Anayasanın 27. maddesi, “Bilim ve sanat hürriyeti” 28. madde, basın hürriyeti ile ilgilidir. maddelerde, ilk cümlelerde özgürlükler dile getirilmektedir. Arkasından da, “ama” denerek sınırlamalar sayılmaktadır. “Devletin ülkesi ve milletiyle bölünmez bütünlüğü”, “milli güvenlik”, “kamu düzeninin korunması”, “Cumhuriyet’in temel ilkeleri”, gibi kriterler, örneğin, basın hürriyeti ile ilgili 28. maddede üç ayrı yerde vurgulanmaktadır.
Anayasa’nın 130. maddesi üniversiteler ile ilgilidir. “Üniversiteler ile, öğretim üyeleri ve yardımcıları serbestçe, her türlü bilimsel araştırma ve yayımda bulunabilirler” denildikten sonra, “Ancak bu yetki, devletin varlığı ve bağımsızlığı ve milletin ve ülkenin bütünlüğü ve bölünmezliği aleyhine faaliyette bulunma serbestliği vermez” denilmektedir. Böylece aynı madde içinde, “ama”, “yalnız”, “ancak”, “fakat”… ile başlayan cümlelerle verilen özgürlükler çiğnenmekte, yok edilmektedir.

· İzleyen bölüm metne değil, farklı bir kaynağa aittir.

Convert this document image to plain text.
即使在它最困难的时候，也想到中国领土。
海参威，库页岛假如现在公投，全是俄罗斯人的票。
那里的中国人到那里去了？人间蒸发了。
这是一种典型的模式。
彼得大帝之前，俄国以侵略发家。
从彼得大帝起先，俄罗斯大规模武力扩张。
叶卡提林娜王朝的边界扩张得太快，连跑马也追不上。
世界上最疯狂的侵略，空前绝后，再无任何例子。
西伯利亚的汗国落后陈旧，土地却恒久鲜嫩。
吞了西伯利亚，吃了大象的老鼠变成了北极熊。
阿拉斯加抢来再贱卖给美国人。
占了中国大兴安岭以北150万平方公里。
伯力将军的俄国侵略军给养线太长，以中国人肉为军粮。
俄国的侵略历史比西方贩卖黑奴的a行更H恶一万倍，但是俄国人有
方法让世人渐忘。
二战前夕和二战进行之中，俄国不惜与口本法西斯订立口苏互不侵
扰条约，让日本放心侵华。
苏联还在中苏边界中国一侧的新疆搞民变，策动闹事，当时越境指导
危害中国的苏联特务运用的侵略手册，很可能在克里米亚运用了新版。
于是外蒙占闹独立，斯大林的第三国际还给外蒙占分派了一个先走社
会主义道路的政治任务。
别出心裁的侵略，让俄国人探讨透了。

Anayasa’nın yukarıda belirtilen maddeleri de göstermektedir ki, bu koşullarda, bilim özgülüğünün, akademik özgürlüğün de sağlıklı bir şekilde yaşama geçmesi mümkün değildir. Bilim özgürlüğünün, akademik özgürlüğün, basın özgürlüğünün yaşama geçmesinin temel koşulu ifade özgürlüğünün kurumlaşmasıdır. Bu bakımdan, ifade özgürlüğü birinci planda savunulması gereken bir düşün kavramıdır. Eğer siyasal sistemde ifade özgürlüğü, özgür eleştiri kurumlaşmışsa, akademik özgürlük, basın özgürlüğü gibi kategoriler de doğal olarak yaşama geçer.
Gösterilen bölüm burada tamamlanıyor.